Education matters, and funding it matters. If you want humans to stop repeating the same stupid mistakes over and over, it matters.

/drops mic

Originally published at Rachael Acks: Sound and Nerdery. You can comment here or there.

Bad Movie Science (2)

So on Friday, I risked getting my geek card taken away by saying that, for the most part, I don’t care if the science in a movie is bad so long as it tells me a sufficiently good story. This was a point I tried to make at one of the Mile Hi Con panels I was on, actually. And at that panel, someone in the audience asked a very pertinent question – but don’t you think it’s the responsibility of a movie to present good science?

No, actually. I don’t.

But people see things in movies and think they’re true! What about all of the stupid shit about 2012? And so on!

The responsibility of a movie, as I said before, is to tell me a good story and make sure I don’t leave the theater feeling like I just got fucked out of the $10 I paid for my ticket.

Movies are supposed to entertain, not educate. And I think most of us are damn glad for that. While I enjoy a good episode of Nova as much as the next person, you’ll notice that’s not where my primary consumption of media lies.

If someone goes into a movie and comes out with the misconception that the world is ending in 2012 or geologists wear white labcoats or exposing someone to a lot of gamma radiation is going to do anything but kill them, I frankly do not consider that the fault of the movie. I consider it a fault of the education that person received, and to a lesser extent the fault of media that actually has the responsibility of being truthful rather than entertaining.

Critical thinking skills have always gotten short shrift in education, and in the US that’s only become worse with the advent of No Child Left Behind and the emphasis on gross skills such as reading speed uncoupled from the ability to process and critically assess what has been read. (Because those things are much harder to assess with a standardized test, I suppose.) Teaching kids science (something that low income schools particularly struggle to do), how to tell good data from bad, how to tell who is an expert who probably knows what they’re talking about and who is just some jackass that the local TV station dug up in the pursuit of false balance would go a long, long way to closing that gap.

And that’s not even touching on things like, say, the Texas GOP platform attacking the teaching of critical thinking skills.

The problem is not that a movie includes a ridiculous scene where the spaceships make noise and turn like airplanes instead of spaceships.
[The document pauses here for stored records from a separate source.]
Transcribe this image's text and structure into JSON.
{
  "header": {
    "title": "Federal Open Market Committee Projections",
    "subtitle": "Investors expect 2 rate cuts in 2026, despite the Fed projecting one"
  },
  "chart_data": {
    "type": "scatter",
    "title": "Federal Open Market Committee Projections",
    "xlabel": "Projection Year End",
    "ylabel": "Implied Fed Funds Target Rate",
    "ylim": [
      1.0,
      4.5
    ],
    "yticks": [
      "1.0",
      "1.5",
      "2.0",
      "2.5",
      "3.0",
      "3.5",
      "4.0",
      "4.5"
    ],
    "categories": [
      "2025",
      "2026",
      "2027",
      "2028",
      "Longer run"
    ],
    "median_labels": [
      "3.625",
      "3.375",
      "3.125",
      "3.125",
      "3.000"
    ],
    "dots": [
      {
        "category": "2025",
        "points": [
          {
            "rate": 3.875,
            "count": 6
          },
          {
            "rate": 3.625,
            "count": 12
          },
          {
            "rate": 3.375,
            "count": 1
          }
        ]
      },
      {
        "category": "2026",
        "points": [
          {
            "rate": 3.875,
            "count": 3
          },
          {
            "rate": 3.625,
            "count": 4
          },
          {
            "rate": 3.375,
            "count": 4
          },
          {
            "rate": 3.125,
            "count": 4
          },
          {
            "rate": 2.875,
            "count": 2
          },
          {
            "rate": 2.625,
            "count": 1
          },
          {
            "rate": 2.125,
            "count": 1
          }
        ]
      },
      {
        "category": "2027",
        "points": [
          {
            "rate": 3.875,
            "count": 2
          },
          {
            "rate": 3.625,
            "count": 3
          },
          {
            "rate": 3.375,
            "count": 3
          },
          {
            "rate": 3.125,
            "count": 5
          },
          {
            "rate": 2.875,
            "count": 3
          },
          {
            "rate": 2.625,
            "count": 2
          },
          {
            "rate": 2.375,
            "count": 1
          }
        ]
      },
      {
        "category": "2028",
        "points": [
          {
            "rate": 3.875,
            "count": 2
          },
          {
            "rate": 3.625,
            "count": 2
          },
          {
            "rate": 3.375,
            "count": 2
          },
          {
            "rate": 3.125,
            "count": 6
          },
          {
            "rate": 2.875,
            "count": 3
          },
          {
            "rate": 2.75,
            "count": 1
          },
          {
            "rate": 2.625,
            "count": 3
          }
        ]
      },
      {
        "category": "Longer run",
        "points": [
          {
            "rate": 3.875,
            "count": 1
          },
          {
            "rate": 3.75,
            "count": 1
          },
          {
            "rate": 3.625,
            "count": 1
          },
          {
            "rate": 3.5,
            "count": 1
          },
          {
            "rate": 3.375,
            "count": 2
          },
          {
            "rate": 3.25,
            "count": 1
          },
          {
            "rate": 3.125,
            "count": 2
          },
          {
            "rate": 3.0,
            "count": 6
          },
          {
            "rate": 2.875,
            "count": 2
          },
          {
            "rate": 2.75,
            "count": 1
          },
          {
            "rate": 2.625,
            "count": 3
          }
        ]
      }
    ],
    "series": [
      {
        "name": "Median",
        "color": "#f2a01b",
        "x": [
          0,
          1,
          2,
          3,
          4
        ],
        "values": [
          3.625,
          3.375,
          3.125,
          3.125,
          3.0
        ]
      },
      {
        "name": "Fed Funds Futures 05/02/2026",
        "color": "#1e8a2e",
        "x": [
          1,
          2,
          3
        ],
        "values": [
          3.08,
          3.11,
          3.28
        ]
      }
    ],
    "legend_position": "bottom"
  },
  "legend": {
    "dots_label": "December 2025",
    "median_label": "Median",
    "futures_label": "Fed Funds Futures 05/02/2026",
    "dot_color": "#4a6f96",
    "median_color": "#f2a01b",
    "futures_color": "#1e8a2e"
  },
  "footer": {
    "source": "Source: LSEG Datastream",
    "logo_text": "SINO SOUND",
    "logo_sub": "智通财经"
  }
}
The problem is that the audience lacks the necessary basis to question the truth of that statement.

And frankly, fixing this problem has nothing to do with requiring those who make their living in the arts to hew to scientific fact and never deviate. (We won’t even touch on the question of how the hell you’d begin to enforce that, free speech issues, etc.) Ultimately, enforcing scientific fact through the arts still does nothing to fix the base problem. You are still presenting entertainment as a fact that should be accepted unquestioningly upon its consumption by a passive audience.

The real answer is simple to state and difficult to execute. We need to teach people to think critically and question and understand the difference in data quality depending upon the source. We need to stop pretending that education is only about reciting times tables and reading X number of words per minute.

We need to stop failing the education system and the kids who rely upon it.

Because yes, it is us failing the schools, not the other way around. It’s us refusing to pass bond issues, and us obsessing about standardized testing, and us not paying attention to who the hell we’re electing to the board of education for our county or state, and us allowing political affiliation to interfere with objective scientific truth, and even some wacky part of us actively fighting against teaching kids how to even think to begin with.

Us. We did this. Not the people who make movies.